SouthSideHealth.org: A Wiki to improve Information for Referral (i4r)

If you are a doctor, social worker, nurse, case worker or volunteer, you refer your clients or patients to other agencies for services such as day care, medication assistance programs, job training, nursing homes, substance abuse treatment or mental health services. You probably give your clients or patients a list of resources offered by agencies in the surrounding community. The information on that list, however, is most likely out of date. In fact, research has shown that on average about half of the information on the list is inaccurate and would prevent your client or patient from being able to obtain the services you directed them to.

Why? The majority of social services are funded using private donations. Every year agencies spend a significant amount of their efforts securing monies to keep their needed services in the community. The result of this unstable funding is that agencies expand and contract, services are offered and withdrawn. For healthcare and social workers, it is virtually impossible to keep apace with all the changes to the services and agencies in their surrounding community.

You can help. Every time you provide information about a neighborhood health or social service on this website, the information is shared among a network of your peers. Doctors, social workers, nurses, pro bono lawyers and volunteers - people in your agency or in your community, benefit from knowing that the information they give to their clients and patients is accurate and up-to-date.

This site contains a rich set of social computing tools that will not only help you share the resources you update on the site, but also find the resources for your client or patient quickly. To be part of this emerging wikipedia and its community, go to the grey box on the right and click on register.

Social Workers

A significant portion of a social workers responsibility is to provide information about community human services to their clients. Depending on their specialization they will give their clients referral information about child care, job training, nutrition assistance, employment, education, nursing homes, mental health resources or substance abuse.

Yet it is difficult for any individual worker to keep this information up to date. In fact, its nearly impossible. This website provides a set of personal productivity tools that make the management of individual resource collections a quick and easy exercise.

Doctors & Nurses


Doctors, nurses and other healthcare workers have a deep appreciation regarding the link between social determinants of health and healthcare outcomes and seek to help their patients find needed resources in their community. Most doctors would relish being able to have a social worker at their practice, but cannot afford to hire one. Having a quick and easy way to access information that social workers input, however, is highly valuable to them.

Volunteers


College students yearn for meaningful engagement with residents in your community. An exemplary model is ProjectHEALTH, a non-profit that offers University of Chicago students the experience of helping young mothers find the services they need. SouthSideHealth.org gives these energetic, web-savvy students the social computing tools they have come to expect.

Community Organizations

Community organizations seek to provide information about what type of services exist in their community. Aldermens offices give out information on services in their community such as seen on this bulletin board. In the near future, this website will provide quick, easy access to services in a community that can be accessed from any public access building such as libraries, community centers, park district facilities, etc.

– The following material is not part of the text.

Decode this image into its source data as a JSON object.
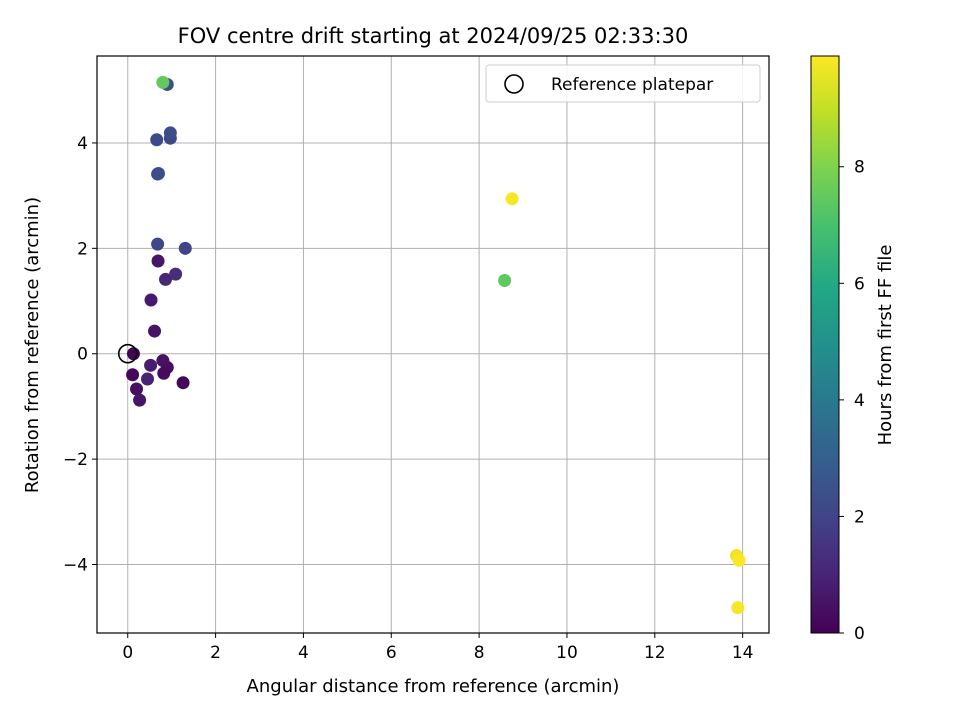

Urban Planners & Sociologists

When neighborhoods are being studied for revitalization or for community asset mapping, it can be extremely difficult to accurately assess the number and types of services for that area. This site has been designed with large scale studies in mind. It has features that allow researchers to inventory the businesses and agencies in a neighborhood. All locational entities are geocoded. Geomapping capabilities are provided to identify particular types of services and to measure their dispersion throughout a region.

Pro Bono Professionals

Pro bono proessionals possess a desire to address issues of social justice by providing their services to indigent clients. Oftentimes pro bono clients need services because they have unmet social needs. For example, a pro bono lawyer may provide legal services to a client who is being evicted. The underlying need is that the client lost her job because she could not find affordable daycare in her neighborhood.